New Arrivals: More From Siglio Press




Richard Kraft, Her Comes Kitty: A Comic Opera

Here Comes Kitty reaches out in all sorts of ways like a compendium of the postmodern without pretentiousness which—despite combining humor, the erotic, the gothic, the wry, the popular and the sophisticated—tells a tight tale with wild invention and makes you want both to turn the pages and dwell on the images.
—Tom Phillips




In this wildly irreverent collage narrative, artist Richard Kraft reassembles a Cold War comic about a Polish spy infiltrating the Nazis to orchestrate a multiplicity of voices into joyous cacophony. Like an Indian miniature painting, each comic book page is densely layered, collapsing foreground and background, breaking the frame and merging time.
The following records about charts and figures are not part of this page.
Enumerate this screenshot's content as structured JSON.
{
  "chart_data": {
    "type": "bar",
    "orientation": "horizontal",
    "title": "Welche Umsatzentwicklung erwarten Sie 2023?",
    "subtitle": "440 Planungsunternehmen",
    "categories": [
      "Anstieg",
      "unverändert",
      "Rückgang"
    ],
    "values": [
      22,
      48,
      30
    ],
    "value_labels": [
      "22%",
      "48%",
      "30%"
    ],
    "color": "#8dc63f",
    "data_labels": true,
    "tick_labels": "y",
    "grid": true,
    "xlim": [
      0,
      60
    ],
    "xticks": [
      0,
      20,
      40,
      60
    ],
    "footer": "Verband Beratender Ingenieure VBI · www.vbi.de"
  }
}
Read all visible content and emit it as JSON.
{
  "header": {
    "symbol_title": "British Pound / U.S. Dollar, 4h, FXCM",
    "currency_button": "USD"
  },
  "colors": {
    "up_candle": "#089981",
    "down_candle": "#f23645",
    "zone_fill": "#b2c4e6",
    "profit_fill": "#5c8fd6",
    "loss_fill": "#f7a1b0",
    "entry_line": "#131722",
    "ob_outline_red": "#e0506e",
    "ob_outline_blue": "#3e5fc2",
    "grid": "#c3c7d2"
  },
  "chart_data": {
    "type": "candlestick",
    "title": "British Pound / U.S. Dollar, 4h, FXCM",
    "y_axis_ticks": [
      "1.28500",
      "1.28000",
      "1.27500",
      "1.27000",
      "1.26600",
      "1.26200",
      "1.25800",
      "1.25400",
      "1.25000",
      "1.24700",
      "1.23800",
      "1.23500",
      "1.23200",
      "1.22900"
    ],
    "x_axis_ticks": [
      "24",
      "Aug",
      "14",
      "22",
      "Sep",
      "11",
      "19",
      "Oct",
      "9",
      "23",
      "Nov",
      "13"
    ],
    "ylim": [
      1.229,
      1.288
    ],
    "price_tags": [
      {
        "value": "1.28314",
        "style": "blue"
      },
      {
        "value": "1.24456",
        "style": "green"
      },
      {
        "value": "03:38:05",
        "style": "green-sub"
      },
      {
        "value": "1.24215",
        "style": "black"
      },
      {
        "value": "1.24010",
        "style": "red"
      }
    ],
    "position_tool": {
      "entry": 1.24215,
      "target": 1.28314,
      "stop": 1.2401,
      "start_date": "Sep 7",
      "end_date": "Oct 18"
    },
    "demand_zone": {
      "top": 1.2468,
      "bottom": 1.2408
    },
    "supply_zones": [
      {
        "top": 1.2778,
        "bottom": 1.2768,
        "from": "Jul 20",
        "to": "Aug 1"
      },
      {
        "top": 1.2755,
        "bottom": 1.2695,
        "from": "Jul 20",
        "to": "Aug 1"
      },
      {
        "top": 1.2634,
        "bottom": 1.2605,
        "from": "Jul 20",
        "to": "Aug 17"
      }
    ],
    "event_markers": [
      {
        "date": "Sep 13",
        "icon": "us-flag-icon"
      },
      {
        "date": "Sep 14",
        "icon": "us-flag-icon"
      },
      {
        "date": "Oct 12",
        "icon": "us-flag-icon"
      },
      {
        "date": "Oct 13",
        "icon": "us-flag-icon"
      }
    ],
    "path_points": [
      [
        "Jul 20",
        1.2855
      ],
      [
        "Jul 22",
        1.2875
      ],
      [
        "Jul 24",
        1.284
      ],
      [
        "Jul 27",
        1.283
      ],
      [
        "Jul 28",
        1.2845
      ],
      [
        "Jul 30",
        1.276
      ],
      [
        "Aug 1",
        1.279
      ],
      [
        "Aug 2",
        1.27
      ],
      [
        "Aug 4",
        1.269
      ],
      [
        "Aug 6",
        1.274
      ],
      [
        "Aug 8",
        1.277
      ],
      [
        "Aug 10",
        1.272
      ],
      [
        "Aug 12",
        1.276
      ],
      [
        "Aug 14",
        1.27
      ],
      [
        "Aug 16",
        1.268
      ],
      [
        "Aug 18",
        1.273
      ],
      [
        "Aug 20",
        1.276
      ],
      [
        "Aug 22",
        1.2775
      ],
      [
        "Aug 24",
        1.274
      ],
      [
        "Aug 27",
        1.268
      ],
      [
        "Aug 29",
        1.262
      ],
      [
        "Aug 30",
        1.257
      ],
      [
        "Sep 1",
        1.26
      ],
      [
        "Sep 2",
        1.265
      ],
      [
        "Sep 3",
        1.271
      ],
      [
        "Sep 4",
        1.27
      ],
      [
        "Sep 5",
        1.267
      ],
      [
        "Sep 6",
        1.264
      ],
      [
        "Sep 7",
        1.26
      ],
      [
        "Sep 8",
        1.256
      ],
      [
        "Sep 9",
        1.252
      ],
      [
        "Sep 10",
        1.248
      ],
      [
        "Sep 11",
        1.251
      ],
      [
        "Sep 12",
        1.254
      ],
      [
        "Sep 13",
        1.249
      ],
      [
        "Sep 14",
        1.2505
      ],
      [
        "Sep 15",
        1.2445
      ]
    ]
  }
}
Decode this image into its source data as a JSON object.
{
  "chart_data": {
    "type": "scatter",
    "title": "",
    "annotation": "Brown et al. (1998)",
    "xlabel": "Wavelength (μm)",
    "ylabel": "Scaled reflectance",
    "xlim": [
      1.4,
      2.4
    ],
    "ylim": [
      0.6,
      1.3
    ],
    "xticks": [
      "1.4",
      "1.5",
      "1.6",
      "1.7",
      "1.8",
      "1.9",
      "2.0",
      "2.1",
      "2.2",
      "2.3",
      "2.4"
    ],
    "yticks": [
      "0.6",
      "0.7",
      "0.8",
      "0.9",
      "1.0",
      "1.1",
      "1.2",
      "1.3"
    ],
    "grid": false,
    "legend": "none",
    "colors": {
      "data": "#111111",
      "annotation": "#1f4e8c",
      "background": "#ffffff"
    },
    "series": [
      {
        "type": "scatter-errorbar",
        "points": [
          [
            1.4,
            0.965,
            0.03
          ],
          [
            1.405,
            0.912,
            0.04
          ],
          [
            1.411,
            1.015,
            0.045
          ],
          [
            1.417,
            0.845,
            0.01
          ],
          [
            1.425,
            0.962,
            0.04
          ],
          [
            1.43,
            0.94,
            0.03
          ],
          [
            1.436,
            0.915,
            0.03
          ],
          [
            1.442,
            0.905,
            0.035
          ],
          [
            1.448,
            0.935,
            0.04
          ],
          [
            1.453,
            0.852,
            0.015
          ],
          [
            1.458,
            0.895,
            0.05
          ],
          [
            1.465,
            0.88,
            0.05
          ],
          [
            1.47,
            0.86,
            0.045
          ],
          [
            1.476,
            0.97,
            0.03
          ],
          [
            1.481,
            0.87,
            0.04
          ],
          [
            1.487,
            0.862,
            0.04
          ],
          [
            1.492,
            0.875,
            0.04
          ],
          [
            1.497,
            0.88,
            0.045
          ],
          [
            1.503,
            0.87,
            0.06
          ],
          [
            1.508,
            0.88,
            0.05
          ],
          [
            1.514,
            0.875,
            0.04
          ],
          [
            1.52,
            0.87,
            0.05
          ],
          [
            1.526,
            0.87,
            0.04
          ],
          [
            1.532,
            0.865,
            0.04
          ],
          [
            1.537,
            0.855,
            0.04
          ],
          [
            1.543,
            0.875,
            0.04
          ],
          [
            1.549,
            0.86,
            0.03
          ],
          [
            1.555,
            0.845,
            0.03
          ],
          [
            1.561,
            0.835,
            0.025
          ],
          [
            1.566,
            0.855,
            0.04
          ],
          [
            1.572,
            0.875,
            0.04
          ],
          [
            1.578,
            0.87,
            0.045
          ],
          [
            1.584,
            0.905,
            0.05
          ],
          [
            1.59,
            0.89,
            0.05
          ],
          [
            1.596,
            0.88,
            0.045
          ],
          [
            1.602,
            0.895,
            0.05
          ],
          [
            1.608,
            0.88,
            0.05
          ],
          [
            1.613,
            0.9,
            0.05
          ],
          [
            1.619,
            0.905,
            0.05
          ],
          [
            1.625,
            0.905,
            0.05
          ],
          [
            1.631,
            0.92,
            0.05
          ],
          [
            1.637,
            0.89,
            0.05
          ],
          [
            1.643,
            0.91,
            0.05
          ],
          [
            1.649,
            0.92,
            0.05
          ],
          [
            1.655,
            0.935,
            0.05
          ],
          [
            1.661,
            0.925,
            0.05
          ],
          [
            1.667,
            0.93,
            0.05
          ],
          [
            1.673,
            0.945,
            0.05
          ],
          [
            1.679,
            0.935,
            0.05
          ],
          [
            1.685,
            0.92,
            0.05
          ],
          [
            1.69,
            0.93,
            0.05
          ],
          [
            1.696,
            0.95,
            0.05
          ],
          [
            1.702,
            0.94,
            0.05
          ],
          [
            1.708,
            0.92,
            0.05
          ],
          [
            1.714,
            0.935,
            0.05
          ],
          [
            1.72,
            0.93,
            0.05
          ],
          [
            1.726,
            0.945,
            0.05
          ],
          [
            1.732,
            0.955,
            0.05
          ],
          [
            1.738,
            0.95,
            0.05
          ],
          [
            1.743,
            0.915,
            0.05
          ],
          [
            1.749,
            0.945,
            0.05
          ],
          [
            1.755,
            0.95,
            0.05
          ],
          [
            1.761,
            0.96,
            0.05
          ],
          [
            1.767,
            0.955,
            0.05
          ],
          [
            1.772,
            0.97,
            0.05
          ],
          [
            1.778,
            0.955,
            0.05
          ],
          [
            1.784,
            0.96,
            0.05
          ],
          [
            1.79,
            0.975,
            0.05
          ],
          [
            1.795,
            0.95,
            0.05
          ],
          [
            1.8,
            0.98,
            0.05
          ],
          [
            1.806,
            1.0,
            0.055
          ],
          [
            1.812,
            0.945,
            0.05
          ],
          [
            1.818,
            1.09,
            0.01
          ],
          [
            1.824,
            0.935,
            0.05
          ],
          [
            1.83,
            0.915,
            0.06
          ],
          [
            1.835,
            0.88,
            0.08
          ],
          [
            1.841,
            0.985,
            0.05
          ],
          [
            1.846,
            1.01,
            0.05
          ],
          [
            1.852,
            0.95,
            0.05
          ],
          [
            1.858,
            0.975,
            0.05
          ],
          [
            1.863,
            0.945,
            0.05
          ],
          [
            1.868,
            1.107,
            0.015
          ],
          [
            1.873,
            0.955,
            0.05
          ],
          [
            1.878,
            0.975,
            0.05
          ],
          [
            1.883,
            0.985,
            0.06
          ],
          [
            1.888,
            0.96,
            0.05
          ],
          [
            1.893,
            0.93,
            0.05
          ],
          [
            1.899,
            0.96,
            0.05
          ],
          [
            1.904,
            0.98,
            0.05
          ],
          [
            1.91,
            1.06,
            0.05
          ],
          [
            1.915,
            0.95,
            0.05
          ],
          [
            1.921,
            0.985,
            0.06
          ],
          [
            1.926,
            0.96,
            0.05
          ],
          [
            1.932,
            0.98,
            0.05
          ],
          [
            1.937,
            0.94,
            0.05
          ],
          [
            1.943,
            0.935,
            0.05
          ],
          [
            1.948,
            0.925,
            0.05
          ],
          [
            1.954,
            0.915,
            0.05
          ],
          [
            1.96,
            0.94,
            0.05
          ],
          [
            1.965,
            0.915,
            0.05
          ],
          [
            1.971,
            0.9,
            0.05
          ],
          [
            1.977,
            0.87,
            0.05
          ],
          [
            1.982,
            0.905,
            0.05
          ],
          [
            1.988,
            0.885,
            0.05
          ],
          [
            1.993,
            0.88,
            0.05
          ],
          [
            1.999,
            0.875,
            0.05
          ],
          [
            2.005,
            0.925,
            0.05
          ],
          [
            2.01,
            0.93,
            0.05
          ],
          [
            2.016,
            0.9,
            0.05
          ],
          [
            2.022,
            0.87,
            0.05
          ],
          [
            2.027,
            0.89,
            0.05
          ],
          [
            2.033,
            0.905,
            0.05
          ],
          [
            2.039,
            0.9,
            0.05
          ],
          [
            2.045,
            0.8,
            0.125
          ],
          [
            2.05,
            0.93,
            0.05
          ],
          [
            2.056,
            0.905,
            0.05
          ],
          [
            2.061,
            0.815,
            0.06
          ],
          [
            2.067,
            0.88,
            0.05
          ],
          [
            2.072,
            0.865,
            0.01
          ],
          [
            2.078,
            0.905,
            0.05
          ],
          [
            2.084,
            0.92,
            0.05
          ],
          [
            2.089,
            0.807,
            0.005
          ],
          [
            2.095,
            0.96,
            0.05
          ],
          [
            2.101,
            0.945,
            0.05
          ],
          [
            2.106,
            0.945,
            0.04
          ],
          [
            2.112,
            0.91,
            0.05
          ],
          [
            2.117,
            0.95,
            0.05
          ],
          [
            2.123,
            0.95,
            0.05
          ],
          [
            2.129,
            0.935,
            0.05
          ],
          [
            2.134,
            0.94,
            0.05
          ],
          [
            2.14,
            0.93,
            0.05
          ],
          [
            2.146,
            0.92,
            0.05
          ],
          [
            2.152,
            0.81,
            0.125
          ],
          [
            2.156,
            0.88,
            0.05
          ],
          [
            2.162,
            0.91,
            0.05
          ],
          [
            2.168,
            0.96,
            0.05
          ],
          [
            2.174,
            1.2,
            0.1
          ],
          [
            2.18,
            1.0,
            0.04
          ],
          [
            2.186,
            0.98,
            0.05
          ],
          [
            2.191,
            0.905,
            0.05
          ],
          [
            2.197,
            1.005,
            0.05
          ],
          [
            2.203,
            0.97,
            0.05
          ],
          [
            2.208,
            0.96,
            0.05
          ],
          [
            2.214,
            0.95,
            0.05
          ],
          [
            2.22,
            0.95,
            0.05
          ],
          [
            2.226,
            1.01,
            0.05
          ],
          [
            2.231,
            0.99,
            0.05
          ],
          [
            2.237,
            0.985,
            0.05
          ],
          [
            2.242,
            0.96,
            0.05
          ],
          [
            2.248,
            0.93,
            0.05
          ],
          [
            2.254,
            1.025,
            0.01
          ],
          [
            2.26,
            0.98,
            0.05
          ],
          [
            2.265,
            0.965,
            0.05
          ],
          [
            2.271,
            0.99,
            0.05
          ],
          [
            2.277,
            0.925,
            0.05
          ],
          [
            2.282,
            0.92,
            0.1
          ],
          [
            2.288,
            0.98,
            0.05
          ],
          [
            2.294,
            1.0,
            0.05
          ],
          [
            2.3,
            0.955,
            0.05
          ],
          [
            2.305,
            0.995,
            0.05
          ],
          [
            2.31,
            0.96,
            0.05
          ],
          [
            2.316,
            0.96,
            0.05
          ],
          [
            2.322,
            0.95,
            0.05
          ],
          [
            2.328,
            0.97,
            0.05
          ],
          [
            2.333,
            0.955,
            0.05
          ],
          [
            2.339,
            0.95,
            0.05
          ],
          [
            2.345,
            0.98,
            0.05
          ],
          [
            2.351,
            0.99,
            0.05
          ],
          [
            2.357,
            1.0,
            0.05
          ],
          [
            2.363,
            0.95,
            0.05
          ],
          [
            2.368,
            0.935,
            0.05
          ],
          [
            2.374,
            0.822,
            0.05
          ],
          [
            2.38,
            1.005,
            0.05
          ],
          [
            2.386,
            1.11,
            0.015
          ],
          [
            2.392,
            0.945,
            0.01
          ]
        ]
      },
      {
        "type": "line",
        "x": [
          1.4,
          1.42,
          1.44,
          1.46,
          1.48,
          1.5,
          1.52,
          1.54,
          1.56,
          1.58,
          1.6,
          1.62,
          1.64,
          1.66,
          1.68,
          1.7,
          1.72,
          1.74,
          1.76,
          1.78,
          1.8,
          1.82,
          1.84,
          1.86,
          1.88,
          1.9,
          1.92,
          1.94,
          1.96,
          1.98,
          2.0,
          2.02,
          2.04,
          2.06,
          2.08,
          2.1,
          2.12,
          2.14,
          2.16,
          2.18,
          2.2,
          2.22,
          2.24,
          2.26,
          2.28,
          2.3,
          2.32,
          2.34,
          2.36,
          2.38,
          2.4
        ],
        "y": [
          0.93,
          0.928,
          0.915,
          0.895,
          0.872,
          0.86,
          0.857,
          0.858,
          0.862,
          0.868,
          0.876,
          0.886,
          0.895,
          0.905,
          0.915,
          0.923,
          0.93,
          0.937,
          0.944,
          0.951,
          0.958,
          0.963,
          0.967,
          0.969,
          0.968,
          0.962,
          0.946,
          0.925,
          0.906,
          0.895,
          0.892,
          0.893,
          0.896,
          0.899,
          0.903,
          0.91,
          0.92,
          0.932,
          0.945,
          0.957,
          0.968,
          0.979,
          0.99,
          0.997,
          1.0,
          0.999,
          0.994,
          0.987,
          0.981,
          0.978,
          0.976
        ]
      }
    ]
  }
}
An unlikely and enormous cast of characters emerges as Kraft appropriates images and texts from an extraordinary variety of sources (the Amar Chitra Katha comics of Hindu mythology, Jimmy Swaggart’s Old and New Testament stories, the 1960s English football annual Scorcher, and underground porn comics like Cherry as well as images from art history, outdated encyclopedias, and more).
Proceeding from Thoreau’s observation, “Yes and No are lies. A true answer will not aim to establish anything, but rather to set all well afloat,” Kraft subverts all certainty to reconstruct a world constantly in flux, rich with dark humor and its own revelatory nonsense. Author Danielle Dutton’s set of sixteen interpolations punctuate the book using similar strategies of appropriation and juxtaposition to create texts that sing in the same arresting register as Kraft’s collages. Here Comes Kitty also includes a wide-ranging conversation between Kraft and poet Ann Lauterbach. -Siglio





Tantra Song: Tantric Painting From Rajasthan

It could be a cult classic: the debut edition of Siglio Press’s Tantra Song—one of the only books to survey the elusive tradition of abstract Tantric painting from Rajasthan, India—sold out in a swift six weeks. The works depict deities as geometric, vividly hued shapes and mark a clear departure from Tantric art’s better-known figurative styles. They also resonate uncannily with lineages of twentieth-century art—from the Bauhaus and Russian Constructivism to Minimalism—as well as with much painting today. Rarely have the ancient and the modern come together so fluidly.
—Lauren O’Neill-Butler, THE PARIS REVIEW



Tantra Song is a singular and revelatory collection of rare Tantric paintings made anonymously by adepts in Rajasthan and used to awaken heightened states of consciousness. The paintings’ magnetic, vibratory beauty—as well as their deep affinity with 20th century abstract art—inspires acute attention and boundless contemplation.
The paintings are the progeny of hand-written, illustrated religious treatises from the 17th century which have been copied over multiple generations. Like musicians playing ragas of classical Indian music, adepts paint in a concentrated state of mental rapture, repeating and subtly reinterpreting melodic structures of line and color. When complete, the paintings—made in tempera, gouache, and watercolor on salvaged paper—are pinned to the wall to use in private meditation.
Having spent more than two decades in conversation with the private communities of Rajasthani tantrikas, Jamme—like other poet-ethnographers Michaux, Leiris, and Bataille before him—draws on an unconventional body of knowledge. His accompanying texts—concise and luminous—further open readers to the paintings’ subtle magic.